São famosos sobretudo os seus escritos de carácter apologético. Eles manifestam duas intenções principais: a de contestar as gravíssimas acusações que os pagãos faziam contra a nova religião, e, a mais propositiva e missionária, de comunicar a mensagem do Evangelho em diálogo com a cultura do tempo.

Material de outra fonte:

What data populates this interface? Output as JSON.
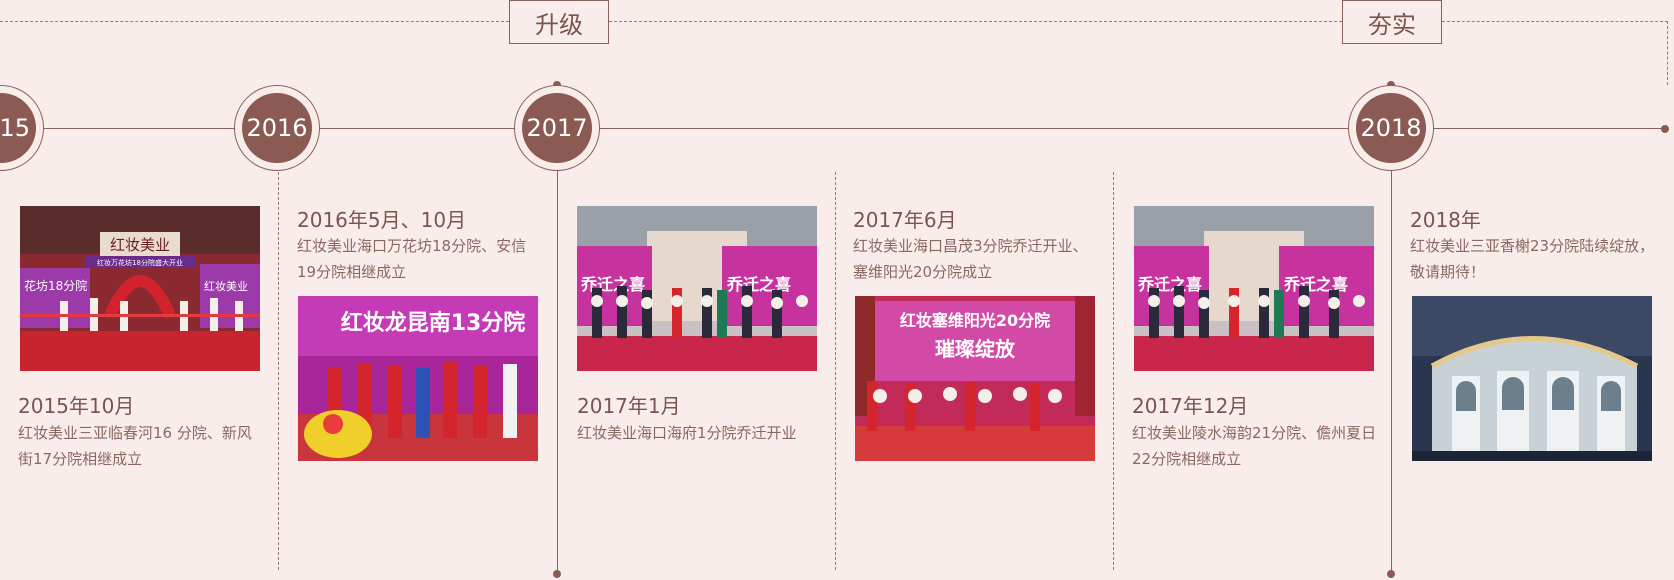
{
  "phases": [
    {
      "label": "升级"
    },
    {
      "label": "夯实"
    }
  ],
  "years": [
    "15",
    "2016",
    "2017",
    "2018"
  ],
  "events": [
    {
      "date": "2015年10月",
      "desc": "红妆美业三亚临春河16 分院、新风街17分院相继成立"
    },
    {
      "date": "2016年5月、10月",
      "desc": "红妆美业海口万花坊18分院、安信19分院相继成立"
    },
    {
      "date": "2017年1月",
      "desc": "红妆美业海口海府1分院乔迁开业"
    },
    {
      "date": "2017年6月",
      "desc": "红妆美业海口昌茂3分院乔迁开业、塞维阳光20分院成立"
    },
    {
      "date": "2017年12月",
      "desc": "红妆美业陵水海韵21分院、儋州夏日22分院相继成立"
    },
    {
      "date": "2018年",
      "desc": "红妆美业三亚香榭23分院陆续绽放，敬请期待！"
    }
  ],
  "photo_text": {
    "p2015_sign": "红妆美业",
    "p2015_banner": "红妆万花坊18分院盛大开业",
    "p2015_left": "花坊18分院",
    "p2015_right": "红妆美业",
    "p2016_banner": "红妆龙昆南13分院",
    "p2017a_left": "乔迁之喜",
    "p2017a_right": "乔迁之喜",
    "p2017b_banner": "红妆塞维阳光20分院",
    "p2017b_sub": "璀璨绽放",
    "p2017c_left": "乔迁之喜",
    "p2017c_right": "乔迁之喜"
  },
  "colors": {
    "background": "#f8edeb",
    "accent": "#8b5a52",
    "line": "#8a605b"
  }
}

A sua obra mais conhecida, o Apologético, denuncia o comportamento injusto das autoridades políticas em relação à Igreja; explica e defende os ensinamentos e os costumes dos cristãos; indica as diferenças entre a nova religião e as principais correntes filosóficas do tempo; manifesta o triunfo do Espírito, que faz oposição à violência dos perseguidores com o sangue, o sofrimento e a paciência dos mártires: “Por mais requintada que seja escreve o Africano de nada serve a vossa crueldade: aliás, para a nossa comunidade, ela é um convite. A cada vosso golpe de foice nós tornamo-nos mais numerosos: o sangue dos cristãos é uma sementeira eficaz! (semen est sanguis christianorum!)” (Apologético, 50, 13). O martírio, o sofrimento pela verdade no final são vitoriosos e mais eficazes que a crueldade e a violência dos regimes totalitários.

Mas Tertuliano, como qualquer bom apologista, sente ao mesmo tempo a exigência de comunicar positivamente a essência do cristianismo. Por isso ele adopta o método especulativo para ilustrar os fundamentos racionais do dogma cristão. Aprofunda-os de modo sistemático, começando pela descrição do “Deus dos cristãos”: “Aquele que nós adoramos afirma o Apologista é um Deus único”. E prossegue, empregando as antíteses e os paradoxos característicos da sua linguagem: “Ele é invisível, mesmo se o vemos; inalcançável, mesmo se está presente através da graça; inconcebível, mesmo se os sentidos humanos o podem conceber; por isso é verdadeiro e grande” (ibid., 17, 1-2)!

Além disso, Tertuliano dá um grande passo no desenvolvimento do dogma trinitário; deu-nos no latim a linguagem adequada para expressar este grande mistério, introduzindo os termos “uma substância” e “três Pessoas”. De maneira semelhante, desenvolveu muito também a linguagem correcta para expressar o mistério de Cristo Filho de Deus e verdadeiro Homem.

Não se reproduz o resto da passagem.